Breast-cancer screening provided a useful example because so many of us know someone who has been affected by the disease — some who have been saved by early diagnosis, some who have been lost without or in spite of it, and some who have gone through the high-anxiety experience of a false-positive test. Imagining the government not just providing advice, but actually determining health treatments from a one-size-fits-all and green-eye shades vantage point, should make all of us nervous. The outcome of the debate — with the Senate rushing to pass an amendment saying that screening must be included for everyone — should provide no comfort, but instead shows just how political a government-run health-care system will be. Well-organized disease groups, like breast cancer, will be able to push legislators to create special carve outs for their victims, while less well-known afflictions will see their treatment regimes determined solely by the vast, impenetrable bureaucracy.

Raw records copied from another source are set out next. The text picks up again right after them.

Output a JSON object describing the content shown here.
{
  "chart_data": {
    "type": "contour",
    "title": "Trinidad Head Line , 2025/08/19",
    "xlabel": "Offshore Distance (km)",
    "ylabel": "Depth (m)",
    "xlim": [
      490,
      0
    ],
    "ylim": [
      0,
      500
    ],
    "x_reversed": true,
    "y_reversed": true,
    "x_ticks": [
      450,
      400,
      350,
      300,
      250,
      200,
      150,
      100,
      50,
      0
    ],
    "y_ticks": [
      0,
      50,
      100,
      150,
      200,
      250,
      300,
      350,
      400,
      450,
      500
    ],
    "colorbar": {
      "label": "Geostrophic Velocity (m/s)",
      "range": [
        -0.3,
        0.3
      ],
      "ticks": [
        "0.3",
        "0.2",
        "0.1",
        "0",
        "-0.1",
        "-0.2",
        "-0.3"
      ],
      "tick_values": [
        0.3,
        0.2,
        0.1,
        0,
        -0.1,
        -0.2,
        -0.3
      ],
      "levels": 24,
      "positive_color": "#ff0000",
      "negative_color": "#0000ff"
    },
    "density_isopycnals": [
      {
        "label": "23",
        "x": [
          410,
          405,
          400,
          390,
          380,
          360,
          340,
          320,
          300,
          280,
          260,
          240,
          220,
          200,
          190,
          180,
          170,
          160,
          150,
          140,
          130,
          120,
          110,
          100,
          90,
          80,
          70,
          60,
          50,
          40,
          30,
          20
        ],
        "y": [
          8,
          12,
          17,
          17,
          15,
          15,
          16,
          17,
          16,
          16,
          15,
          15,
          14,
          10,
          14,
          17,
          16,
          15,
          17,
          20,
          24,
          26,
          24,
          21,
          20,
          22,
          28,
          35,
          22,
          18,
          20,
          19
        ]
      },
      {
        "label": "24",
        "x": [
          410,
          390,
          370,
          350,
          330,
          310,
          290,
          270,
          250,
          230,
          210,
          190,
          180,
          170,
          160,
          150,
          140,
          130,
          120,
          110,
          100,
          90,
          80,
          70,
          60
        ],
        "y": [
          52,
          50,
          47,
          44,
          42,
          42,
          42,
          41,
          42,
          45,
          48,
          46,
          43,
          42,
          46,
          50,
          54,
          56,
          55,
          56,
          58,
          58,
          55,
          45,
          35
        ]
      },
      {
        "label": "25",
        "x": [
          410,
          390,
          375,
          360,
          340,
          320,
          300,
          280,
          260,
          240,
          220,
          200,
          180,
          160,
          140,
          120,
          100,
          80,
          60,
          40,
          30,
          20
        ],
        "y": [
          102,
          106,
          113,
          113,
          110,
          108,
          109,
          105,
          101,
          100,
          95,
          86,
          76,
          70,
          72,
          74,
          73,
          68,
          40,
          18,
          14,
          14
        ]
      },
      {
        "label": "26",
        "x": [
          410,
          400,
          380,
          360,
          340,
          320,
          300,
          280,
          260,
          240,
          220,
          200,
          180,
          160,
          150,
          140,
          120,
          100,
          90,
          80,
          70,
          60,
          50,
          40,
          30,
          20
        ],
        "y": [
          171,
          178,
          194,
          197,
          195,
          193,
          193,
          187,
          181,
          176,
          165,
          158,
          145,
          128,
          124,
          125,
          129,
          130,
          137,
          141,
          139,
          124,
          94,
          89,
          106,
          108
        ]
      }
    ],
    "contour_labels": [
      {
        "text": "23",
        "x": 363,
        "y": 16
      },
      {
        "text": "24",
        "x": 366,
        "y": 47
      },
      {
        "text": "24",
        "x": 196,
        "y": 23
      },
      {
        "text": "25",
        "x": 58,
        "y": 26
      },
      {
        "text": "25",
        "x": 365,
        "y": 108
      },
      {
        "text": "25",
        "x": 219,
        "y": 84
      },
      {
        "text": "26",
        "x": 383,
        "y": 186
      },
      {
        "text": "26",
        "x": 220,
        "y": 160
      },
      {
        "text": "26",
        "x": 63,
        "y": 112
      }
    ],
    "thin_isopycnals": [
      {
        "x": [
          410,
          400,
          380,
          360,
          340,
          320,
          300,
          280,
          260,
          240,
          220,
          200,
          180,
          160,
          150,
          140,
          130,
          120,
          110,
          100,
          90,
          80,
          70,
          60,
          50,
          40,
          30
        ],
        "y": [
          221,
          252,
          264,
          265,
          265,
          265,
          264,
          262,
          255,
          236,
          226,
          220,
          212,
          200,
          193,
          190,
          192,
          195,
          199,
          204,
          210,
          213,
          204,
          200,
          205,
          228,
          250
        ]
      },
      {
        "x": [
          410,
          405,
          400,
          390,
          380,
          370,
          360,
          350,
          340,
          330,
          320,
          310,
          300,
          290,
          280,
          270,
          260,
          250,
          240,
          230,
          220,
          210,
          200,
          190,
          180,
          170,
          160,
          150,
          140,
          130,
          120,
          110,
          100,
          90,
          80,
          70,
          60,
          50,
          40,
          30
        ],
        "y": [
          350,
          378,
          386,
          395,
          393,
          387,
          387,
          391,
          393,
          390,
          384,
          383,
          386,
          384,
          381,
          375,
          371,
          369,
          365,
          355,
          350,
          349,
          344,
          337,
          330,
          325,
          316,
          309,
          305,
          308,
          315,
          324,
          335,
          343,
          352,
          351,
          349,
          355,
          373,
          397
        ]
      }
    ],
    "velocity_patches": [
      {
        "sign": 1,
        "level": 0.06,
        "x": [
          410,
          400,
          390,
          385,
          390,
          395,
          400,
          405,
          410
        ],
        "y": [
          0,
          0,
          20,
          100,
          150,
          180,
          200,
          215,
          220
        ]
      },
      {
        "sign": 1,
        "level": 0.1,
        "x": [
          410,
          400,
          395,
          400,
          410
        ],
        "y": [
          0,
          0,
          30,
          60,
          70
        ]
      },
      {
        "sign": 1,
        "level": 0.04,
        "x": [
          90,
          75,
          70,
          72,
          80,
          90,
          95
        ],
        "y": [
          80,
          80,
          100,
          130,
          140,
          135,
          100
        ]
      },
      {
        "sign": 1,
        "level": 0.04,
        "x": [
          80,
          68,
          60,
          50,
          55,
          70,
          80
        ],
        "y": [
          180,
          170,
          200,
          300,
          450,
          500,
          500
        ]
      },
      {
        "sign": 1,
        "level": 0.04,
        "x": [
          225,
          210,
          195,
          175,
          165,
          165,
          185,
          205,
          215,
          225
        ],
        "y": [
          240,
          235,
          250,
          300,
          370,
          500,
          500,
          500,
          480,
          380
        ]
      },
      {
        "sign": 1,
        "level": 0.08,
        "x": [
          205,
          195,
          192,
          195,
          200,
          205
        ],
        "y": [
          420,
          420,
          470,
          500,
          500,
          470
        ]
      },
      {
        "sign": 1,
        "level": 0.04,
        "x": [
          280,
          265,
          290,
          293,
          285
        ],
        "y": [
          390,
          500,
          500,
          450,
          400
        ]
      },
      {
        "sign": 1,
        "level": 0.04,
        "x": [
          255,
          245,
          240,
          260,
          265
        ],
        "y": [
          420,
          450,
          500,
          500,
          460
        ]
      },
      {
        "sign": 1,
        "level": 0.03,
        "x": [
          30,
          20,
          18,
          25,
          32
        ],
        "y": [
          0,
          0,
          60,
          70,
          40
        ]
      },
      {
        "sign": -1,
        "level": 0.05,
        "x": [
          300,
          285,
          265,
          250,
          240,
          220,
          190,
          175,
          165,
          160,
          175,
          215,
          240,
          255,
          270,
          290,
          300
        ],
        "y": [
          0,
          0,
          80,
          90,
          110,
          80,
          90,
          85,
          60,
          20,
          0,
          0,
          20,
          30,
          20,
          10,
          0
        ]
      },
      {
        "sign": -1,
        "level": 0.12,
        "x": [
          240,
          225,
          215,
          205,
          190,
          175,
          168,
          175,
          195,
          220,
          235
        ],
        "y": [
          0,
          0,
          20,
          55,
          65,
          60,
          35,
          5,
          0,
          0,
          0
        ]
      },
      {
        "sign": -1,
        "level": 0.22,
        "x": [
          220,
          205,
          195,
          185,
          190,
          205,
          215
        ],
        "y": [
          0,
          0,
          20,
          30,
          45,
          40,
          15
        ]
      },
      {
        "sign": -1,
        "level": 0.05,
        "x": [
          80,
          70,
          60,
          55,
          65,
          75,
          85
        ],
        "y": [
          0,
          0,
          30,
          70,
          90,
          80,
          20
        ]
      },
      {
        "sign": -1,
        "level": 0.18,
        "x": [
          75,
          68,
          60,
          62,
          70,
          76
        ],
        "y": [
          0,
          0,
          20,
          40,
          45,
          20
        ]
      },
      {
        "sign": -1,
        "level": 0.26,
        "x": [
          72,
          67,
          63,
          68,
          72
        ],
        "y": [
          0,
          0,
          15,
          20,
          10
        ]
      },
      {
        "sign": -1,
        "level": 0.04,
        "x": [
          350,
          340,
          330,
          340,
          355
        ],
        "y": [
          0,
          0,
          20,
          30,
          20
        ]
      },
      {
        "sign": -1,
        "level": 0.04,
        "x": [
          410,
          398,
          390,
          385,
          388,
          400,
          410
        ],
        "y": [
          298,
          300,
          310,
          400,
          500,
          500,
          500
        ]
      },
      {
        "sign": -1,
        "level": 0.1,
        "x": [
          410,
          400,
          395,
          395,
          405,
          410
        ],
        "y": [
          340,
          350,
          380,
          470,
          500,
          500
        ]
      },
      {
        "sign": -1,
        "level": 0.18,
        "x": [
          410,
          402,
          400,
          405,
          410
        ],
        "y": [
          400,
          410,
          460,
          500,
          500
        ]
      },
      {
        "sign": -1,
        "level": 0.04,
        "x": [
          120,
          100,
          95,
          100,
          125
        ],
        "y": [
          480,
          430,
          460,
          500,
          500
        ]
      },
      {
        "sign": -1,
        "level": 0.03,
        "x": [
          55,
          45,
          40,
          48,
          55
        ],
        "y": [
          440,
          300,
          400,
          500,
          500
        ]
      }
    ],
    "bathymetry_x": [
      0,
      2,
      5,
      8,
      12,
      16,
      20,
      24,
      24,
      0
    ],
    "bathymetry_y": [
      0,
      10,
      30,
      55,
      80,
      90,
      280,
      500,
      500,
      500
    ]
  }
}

I also wrote about an example from England:

A recent report from the United Kingdom provides a window into what we can expect from such a process. The UK’s National Institute of Health and Clinical Excellence (NICE) is seeking to limit the use of steroid injections to treat chronic lower back pain, and will instead encourage suffers to try alternative treatments, such as acupuncture.

It’s not surprising, really — that’s the way that government’s “control” health-care costs. But what’s noteworthy is that some specialists feel politics was behind the decision. As the British newspaper, the Telegraph, reports: “Specialists are furious that while the group included practitioners of alternative therapies, there was no one with expertise in conventional pain relief medicine to argue against a decision to significantly restrict its use.” In other words, because acupuncture reps were on the panel making the decision, they decided to slash the availability of traditional treatment and encourage more people to try “alternative” treatments.

Yes, I know that the bill that just became law won’t turn the U.S. health-care system into the U.K.’s, but I don’t think it’s out of bounds to point out the ways in which we are moving in that direction and the potentially very high costs of doing so.